A metallic cement for joining separate pieces of metal together by fusion. It is a general rule, with respect to solder, that it should fuse at a lower temperature than the metal to be soldered. The solders of the plumber are composed of tin and lead, on account of their ready fusion. (See those metals.) The coppersmith's solder is an alloy of copper and zinc. See those metals.) In general, the solder is harder or softer, in proportion to the quantity of copper that is in it; the greater the quantity of copper it contains, the harder and more difficult of fusion it becomes. Solders of different degrees of fusibility are often required, particularly in cases where several joinings have to be made near to near other. The least fusible solder is employed in the first place, and the others in succession, according to their order of fusibility, to the subsequent joinings. If this precaution were not adopted, it would often happen that in soldering one joint, the heat communicated to the next thereby would cause it to become unsoldered.

Before soldering, the surfaces are rendered bright and clean, by scraping or filing them over; as a thin coat of oxide, or any foreign matter intervening, would prevent the union.

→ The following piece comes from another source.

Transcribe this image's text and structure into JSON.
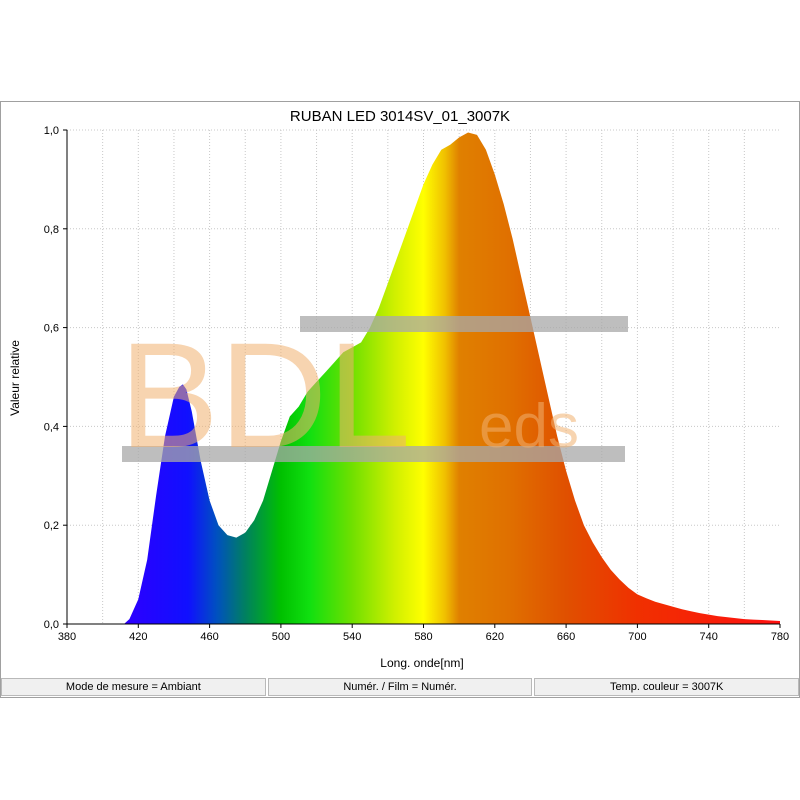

The solders used for brass are usually of two kinds, denominated hard and soft. The hard is composed of brass and zinc, varied in the proportions of from sixteen to two parts of brass to one of zinc. The soft solder is composed of six parts brass, one of zinc, and one of tin. The brass is first melted, then the tin, and lastly the zinc (previously well heated) is added. The mixture is then agitated to divide it into grains as it cools.